A FARRA DO PAULISTANO
Quarta feira, três da tarde, parou por um instante e observou a cidade pela janela do escritório, voltou-se, olhou para sua colega de trabalho, a tentadora boazuda de todos os dias, não pensou, agarrou-a e lascou em sua boca um beijo violento, largou-a, deu um bico no sexto de lixo espalhando papel para todo lado. Arrancou a gravata e jogou no ventilador ligado. Virou a mesa com tudo o que havia em cima, computador, telefone, papéis. Deu uma direita com toda a força na gaveta aberta do arquivo. Foi até a sala do chefe, abriu a porta com um pontapé, encantoou-o, catou-lhe pelo colarinho: - seu corno filho da puta, nesta hora seu vizinho está lá na sua casa!
Saiu apressado corredor a fora, chamou o elevador mas não esperou. Pela escada foi deixando suas roupas. Sapatos, meias, paletó, camisa, calça, terminou ficando apenas com a cueca. Ganhou a Rua Direita, entupida de gente como sempre. Na maior das alturas cantava em inglês fajuto “ai sambariloveyou”. A multidão era indiferente, ele era só mais um maluco naquele meio. Atravessou a Patriarca, fez fusquinha e mostrou a língua para o prefeito. No Viaduto do Chá, como um equilibrista, desfilou sobre a grade de proteção, cantando canções populares, exibia seu genital para aqueles que lá de baixo aguardavam sua queda.
Do topo da escada do teatro municipal, encenou uma comédia, com referência aos grandes políticos do país, “brasileiros e brasileiras”, “meus amigos, minhas amigas”. Encarnou Getúlio e discursou para a plateia festiva, “trabalhadores do Brasil...”. Empunhando um tubo vazio de papel, foi Dom Pedro I, no seu momento maior: “independência ou morte”.
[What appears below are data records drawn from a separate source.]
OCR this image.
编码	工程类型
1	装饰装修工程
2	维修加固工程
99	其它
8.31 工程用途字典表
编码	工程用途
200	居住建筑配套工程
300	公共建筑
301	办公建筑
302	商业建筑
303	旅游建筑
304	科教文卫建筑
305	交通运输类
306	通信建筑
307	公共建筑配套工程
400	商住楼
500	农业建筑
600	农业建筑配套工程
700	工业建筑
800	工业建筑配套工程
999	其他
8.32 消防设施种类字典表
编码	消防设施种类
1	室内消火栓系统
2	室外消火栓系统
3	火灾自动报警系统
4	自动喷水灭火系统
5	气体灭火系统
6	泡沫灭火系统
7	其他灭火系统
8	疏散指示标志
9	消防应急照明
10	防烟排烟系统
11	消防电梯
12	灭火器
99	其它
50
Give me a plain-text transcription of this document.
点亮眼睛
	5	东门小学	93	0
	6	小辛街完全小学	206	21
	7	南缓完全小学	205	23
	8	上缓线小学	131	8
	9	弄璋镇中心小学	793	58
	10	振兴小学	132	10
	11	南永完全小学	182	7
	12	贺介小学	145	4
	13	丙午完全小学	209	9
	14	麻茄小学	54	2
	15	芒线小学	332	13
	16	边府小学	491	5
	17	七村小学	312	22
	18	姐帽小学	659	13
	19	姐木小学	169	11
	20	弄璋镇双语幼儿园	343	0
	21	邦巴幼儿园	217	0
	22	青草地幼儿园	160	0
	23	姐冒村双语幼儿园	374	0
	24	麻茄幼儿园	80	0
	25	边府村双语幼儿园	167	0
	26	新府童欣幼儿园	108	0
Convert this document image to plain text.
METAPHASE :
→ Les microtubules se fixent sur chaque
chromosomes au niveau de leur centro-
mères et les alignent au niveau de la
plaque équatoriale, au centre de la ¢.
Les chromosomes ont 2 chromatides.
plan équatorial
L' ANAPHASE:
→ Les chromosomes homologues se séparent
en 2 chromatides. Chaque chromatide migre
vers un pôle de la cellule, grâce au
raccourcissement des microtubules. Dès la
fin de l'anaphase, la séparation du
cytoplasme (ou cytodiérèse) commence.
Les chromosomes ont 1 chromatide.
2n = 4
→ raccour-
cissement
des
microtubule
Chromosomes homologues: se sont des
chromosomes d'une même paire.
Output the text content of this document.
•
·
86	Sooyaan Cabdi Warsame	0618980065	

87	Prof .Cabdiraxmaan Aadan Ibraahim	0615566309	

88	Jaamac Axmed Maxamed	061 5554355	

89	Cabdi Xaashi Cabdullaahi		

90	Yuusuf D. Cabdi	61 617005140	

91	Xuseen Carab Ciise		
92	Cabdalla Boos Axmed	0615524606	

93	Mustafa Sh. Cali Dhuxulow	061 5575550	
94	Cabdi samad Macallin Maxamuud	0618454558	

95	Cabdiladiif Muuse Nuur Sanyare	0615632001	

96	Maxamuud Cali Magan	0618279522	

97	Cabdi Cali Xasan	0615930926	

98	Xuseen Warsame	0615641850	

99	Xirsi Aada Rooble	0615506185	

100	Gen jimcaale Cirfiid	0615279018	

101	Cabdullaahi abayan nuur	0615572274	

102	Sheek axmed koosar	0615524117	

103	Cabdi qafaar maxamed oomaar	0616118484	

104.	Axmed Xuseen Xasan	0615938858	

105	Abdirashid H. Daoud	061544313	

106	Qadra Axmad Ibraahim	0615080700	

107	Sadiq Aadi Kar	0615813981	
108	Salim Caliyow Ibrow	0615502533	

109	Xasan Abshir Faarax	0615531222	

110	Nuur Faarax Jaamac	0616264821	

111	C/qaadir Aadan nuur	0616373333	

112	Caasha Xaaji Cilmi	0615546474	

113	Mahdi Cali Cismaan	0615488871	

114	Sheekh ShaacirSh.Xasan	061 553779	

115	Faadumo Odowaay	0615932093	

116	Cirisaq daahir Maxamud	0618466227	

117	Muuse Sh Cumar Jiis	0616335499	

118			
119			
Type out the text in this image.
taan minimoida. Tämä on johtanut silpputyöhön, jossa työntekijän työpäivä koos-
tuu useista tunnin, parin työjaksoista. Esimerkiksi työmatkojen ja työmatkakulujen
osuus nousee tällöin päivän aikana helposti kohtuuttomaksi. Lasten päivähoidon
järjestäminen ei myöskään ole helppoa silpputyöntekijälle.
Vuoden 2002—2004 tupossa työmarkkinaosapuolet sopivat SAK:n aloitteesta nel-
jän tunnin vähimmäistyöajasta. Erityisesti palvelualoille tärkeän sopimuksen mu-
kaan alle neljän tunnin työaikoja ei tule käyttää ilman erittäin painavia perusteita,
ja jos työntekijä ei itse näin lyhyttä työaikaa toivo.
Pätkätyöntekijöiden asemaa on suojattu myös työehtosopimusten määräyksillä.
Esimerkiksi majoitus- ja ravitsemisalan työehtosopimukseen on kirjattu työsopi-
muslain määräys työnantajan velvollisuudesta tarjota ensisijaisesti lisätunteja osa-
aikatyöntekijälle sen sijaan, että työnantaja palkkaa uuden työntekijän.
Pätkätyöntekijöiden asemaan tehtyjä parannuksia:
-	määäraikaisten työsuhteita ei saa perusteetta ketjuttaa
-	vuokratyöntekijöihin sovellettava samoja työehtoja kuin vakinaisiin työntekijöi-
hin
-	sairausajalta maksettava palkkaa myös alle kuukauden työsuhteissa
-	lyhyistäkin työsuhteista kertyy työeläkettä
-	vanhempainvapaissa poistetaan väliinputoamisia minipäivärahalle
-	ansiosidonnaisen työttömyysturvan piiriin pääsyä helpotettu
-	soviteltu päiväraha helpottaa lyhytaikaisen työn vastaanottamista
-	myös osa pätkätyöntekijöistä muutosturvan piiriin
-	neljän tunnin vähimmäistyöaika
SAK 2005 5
Seguiu a Barão, atravessou a Ipiranga, na República... -Nossa! Que coisa mais fofa! – Vá, vá! Deixe-me passar! Subiu a Ipiranga cantando, gritando palavrões, desafiou policiais. Na praça, em frente à igreja plantou bananeira, deu uns mortais. Na Consolação, entre os carros, com suas peraltices fez o transito parar. Em frente à Escola da Magistratura, aprontou pra valer, dançou tindô-lê-lê, adaptou Bocage em Pavarotti e lascou! Bradou irônico em alto tom, defendeu melhoria de salário para os magistrados. Consolação acima, em frente ao cemitério fez continência e um minuto de silêncio. Deu meia volta, fez macaquices e aplaudiu os bombeiros. Na Paulista, comemorou cantando, por estar no ponto mais alto da cidade. No vão do MASP., com uma lasca de gesso desenhou a nossa bandeira e escreveu “Ordem e Progresso Sem Roubalheira”. Lá na calçada da FIESP., ironizou o quanto pôde, falou em queda de juros, de enxugamento da máquina, de privatização, de terceirização, de portos, aeroportos, de ferrovias. Gritou a Deus pedindo um céu só para eles. À direita, Brigadeiro a baixo chegou ao Ibirapuera. Passando pela Assembleia Legislativa, fez cenas provocativas, mostrou que não tinha bolso, mostrou que não tinha nada para ser roubado. Correu pelo parque, pegou o violão de um jovem que dormia no gramado, subiu em um banco e cantou rock pesado para alguns que fumavam entre os arbustos.
Cansado, arrancou a cueca, jogou para algumas meninas que passavam, correu entre crianças e mergulhou no lago. Uma morena jambo, um tanto entusiasmada, tirou toda a roupa e foi atrás dele, deu-lhe um abraço apertado e um beijo gostoso.
- Menino! Vem almoçar!
- Ô! Mãe! Hoje é domingo! Eu quero sonhar.